Pritzker, who was invited by El Al to be on its inaugural flight with his wife, Mary, told the audience that he had been to Israel more than the last 10 governors combined.
“This is really a momentous day,” Pritzker said. “The work that you’ve done to open this route, to make it possible for people from the Midwest to get to Tel Aviv, to the State of Israel, is very important for the future of the state of Illinois, for the future of our nation, frankly, and our relationship with one another.”
As Pritzker pointed out, Illinois and Israel share many interests – “companies with ties to both collaborating on digital health, water technology, biotechnology and innovation across a variety of social sectors.”
The new air service, he said, would boost the exchange of university students, the growth of exports and imports in the coming decade, and provide new opportunities in the future.
“At a time when so many in the global community are developing closed-door policies based on discrimination and fear, I am proud to mark a milestone for openness and exchange right here in Illinois,” Pritzker said. “Let’s all plan our trips to Israel right now.”
As a token of appreciation, Usishkin presented Pritzker with a model of the Dreamliner due to fly from Tel Aviv to Chicago. Usishkin, a former Israel Air Force pilot who has headed El Al since February 2018, said he was delighted that Chicago would become “the crown jewel of our US network, a great city, with great people and great communities.”
Amber Ritter, the chief commercial officer at Chicago’s Department of Aviation, said she was delighted to celebrate with El Al on behalf of the city’s new mayor, Lori Lightfoot, and commissioner, Jamie Rhee.
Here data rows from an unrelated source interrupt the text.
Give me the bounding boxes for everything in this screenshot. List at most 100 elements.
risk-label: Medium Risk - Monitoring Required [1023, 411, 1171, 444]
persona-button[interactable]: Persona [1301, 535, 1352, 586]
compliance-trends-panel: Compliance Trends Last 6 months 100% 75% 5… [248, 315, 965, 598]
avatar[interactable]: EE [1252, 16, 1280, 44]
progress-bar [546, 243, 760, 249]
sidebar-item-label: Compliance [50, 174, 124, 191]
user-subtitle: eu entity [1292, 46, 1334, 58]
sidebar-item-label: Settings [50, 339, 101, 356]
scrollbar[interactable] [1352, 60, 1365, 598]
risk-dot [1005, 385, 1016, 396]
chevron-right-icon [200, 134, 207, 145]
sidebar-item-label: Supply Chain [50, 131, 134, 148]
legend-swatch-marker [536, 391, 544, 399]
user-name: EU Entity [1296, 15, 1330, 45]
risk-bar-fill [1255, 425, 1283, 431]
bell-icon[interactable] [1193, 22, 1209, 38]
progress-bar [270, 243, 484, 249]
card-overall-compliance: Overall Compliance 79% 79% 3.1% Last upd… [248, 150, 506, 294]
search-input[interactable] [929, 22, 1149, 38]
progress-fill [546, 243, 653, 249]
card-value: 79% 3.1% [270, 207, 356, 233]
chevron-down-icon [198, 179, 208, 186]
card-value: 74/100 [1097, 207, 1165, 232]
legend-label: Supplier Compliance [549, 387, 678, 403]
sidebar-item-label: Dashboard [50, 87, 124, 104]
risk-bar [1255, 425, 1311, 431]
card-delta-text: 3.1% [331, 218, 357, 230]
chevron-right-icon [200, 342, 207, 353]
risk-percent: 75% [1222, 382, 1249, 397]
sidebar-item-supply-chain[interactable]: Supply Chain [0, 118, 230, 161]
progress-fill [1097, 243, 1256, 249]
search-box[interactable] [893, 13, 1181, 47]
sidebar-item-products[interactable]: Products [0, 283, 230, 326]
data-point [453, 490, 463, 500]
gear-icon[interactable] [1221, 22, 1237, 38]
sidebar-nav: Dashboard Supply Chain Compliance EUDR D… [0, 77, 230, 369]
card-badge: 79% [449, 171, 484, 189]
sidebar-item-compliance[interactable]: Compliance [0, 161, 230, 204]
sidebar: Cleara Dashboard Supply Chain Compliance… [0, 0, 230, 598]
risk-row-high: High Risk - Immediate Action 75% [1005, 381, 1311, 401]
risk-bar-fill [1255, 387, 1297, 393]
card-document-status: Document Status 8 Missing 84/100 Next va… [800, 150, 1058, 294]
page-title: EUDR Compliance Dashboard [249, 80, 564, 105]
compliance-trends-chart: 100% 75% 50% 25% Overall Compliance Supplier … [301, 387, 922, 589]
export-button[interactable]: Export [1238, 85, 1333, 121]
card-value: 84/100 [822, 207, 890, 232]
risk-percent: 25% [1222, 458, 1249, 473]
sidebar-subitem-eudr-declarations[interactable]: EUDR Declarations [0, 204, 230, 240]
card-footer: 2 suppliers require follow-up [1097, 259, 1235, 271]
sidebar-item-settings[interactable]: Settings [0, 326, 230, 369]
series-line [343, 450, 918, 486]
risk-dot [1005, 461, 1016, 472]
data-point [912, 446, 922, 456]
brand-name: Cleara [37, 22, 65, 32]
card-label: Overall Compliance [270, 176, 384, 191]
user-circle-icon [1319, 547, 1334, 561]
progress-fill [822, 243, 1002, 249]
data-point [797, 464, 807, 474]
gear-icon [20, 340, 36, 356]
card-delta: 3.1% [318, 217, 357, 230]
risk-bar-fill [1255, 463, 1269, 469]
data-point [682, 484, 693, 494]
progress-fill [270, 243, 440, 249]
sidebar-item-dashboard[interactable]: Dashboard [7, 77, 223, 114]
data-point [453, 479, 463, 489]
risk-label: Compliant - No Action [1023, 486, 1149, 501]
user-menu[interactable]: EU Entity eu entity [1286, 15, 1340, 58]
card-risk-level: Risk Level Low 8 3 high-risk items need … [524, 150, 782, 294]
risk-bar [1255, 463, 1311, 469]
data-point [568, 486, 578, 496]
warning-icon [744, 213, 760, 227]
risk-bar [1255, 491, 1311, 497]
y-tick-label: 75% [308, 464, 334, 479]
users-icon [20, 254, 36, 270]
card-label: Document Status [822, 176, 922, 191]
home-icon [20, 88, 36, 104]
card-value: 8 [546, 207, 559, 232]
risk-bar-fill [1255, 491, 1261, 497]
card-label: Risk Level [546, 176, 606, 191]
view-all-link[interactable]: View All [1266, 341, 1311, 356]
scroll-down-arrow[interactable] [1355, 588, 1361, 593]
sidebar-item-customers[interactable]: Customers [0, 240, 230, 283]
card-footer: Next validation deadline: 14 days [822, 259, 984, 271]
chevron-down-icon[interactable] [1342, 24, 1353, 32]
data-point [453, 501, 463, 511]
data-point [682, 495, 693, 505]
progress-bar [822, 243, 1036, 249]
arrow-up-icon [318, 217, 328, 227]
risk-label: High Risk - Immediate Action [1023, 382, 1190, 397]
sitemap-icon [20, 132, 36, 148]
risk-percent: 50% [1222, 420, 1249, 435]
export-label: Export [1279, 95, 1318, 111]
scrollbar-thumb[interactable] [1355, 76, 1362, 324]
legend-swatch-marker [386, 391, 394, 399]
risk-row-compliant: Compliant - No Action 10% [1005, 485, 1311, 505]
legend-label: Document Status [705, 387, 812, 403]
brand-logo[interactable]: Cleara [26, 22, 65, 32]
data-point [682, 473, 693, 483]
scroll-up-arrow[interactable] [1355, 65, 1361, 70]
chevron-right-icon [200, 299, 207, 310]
“This new service... will strengthen the bonds between Chicago and Israel and expand them throughout the Midwest,” she said, noting that O’Hare had been named “the best-connected airport in North America four years running” and will be expanding its global terminal even further in 2021.
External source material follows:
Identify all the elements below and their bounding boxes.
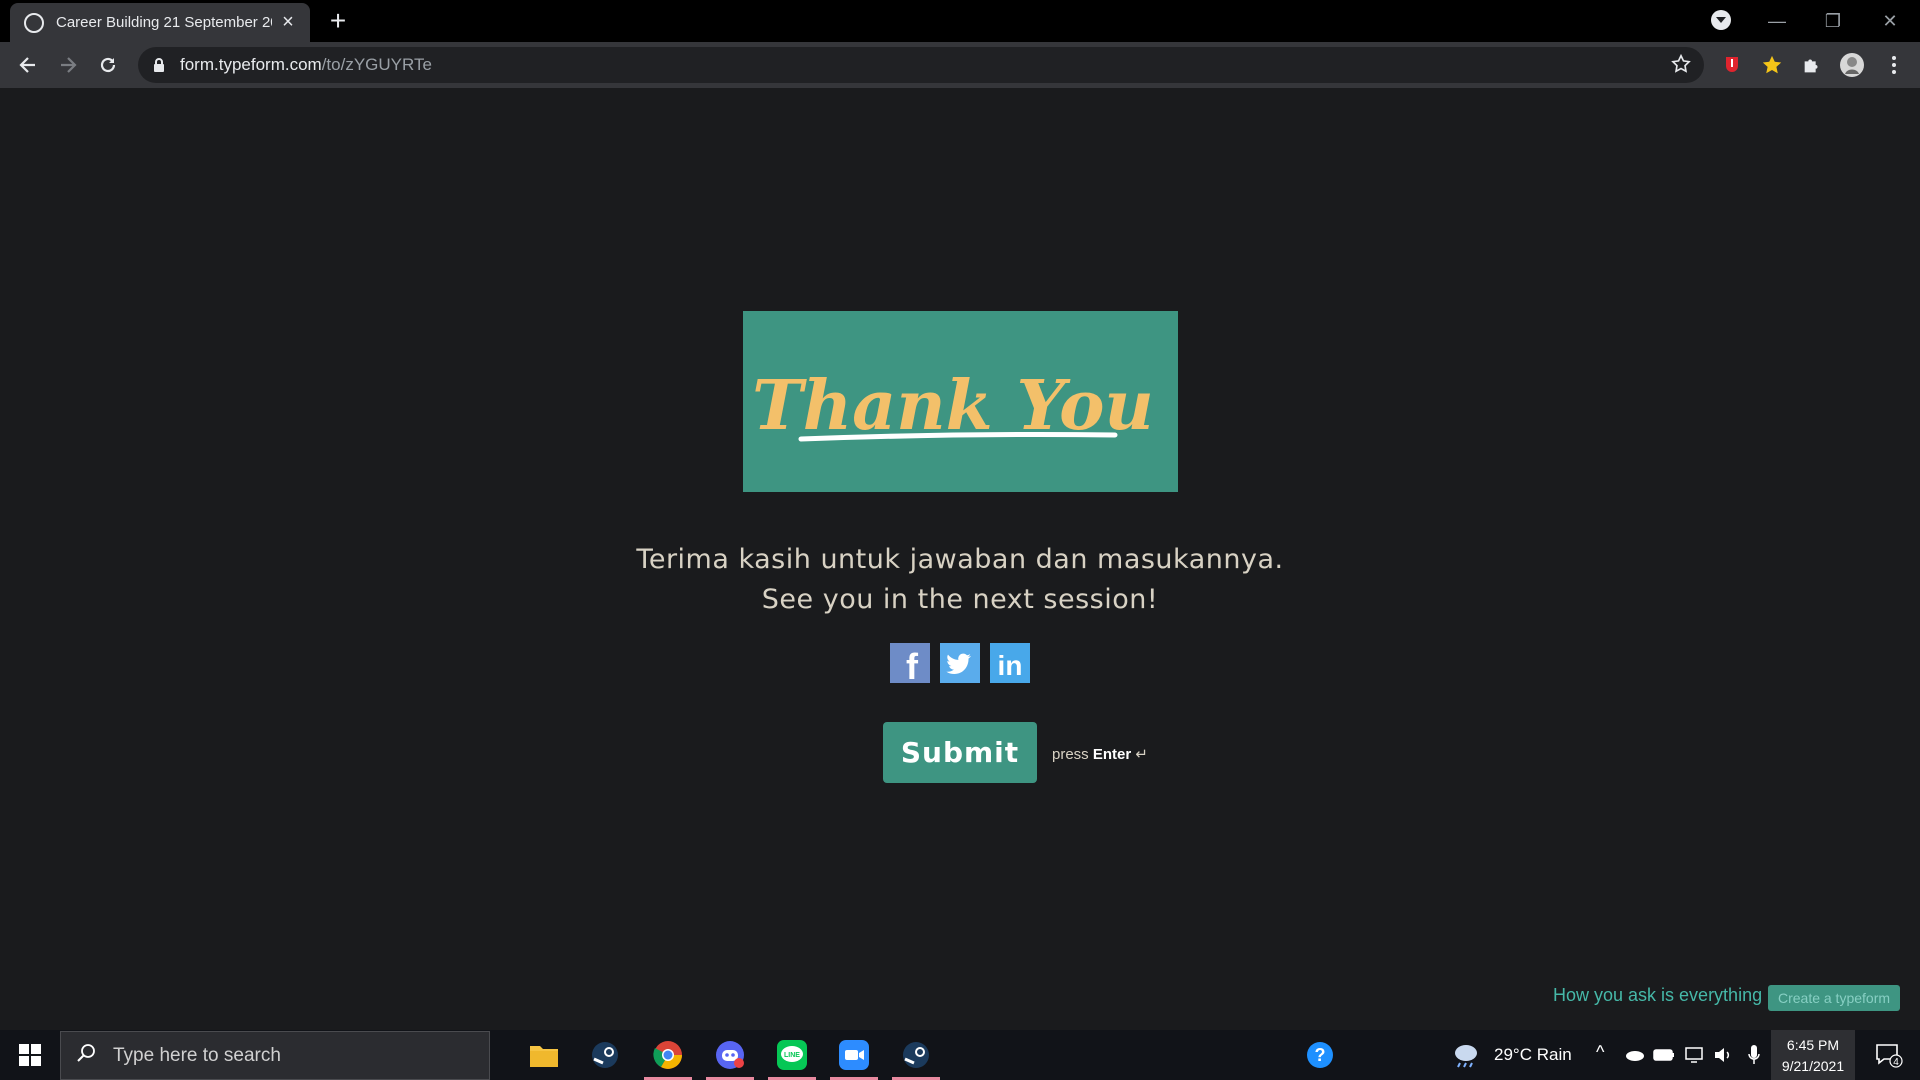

Ritter estimated that nonstop flights “will have a direct economic impact to the region, which we estimate to be approximately 70 million dollars per year.”
Whitaker made a special point of welcoming the delegation of journalists as well as all the other invited guests.
“What we love to say is, ‘Welcome to Chicago, welcome home!’ I get to share that and to add, ‘Welcome to Chicago, Illinois; welcome to Tel Aviv, Israel. Tonight we are all one!’”
Eyal Carlin, Israel’s tourism commissioner for North America, voiced the hope that the Chicago route would raise last year’s record number of more than four million tourists to Israel, of whom a million came from the US. “Remember this: While Chicago is now 38 degrees (Fahrenheit), in Tel Aviv it’s 69,” he quipped.
Midwesterners can now look forward to visiting the Holy Land without having to stop over in New York or Toronto, while Israelis can experience the delights of the Windy City’s industries, architecture, culture and cuisine.
The Tel Aviv-Chicago route is expected to be popular with both businesspeople and tourists, and bring in millions of dollars in revenue to both Israel and the US.
The three weekly flights will leave Tel Aviv on Sundays, Tuesdays and Thursdays at 12 noon, and arrive in Chicago some 12-and-a-half hours later. The return flights will leave Chicago on the same days at 7:15 p.m. local time, and arrive in Tel Aviv 11 hours and 20 minutes later.
The flights on the airline’s 787 Dreamliner cost $979 for the regular tourist rate, $2,249 for premium, and $4,349 for business. Book now – you won’t regret it!
As Sinatra sang, “Each time I leave, Chicago is tuggin’ my sleeve.” 
The writer was a guest of El Al and Choose Chicago.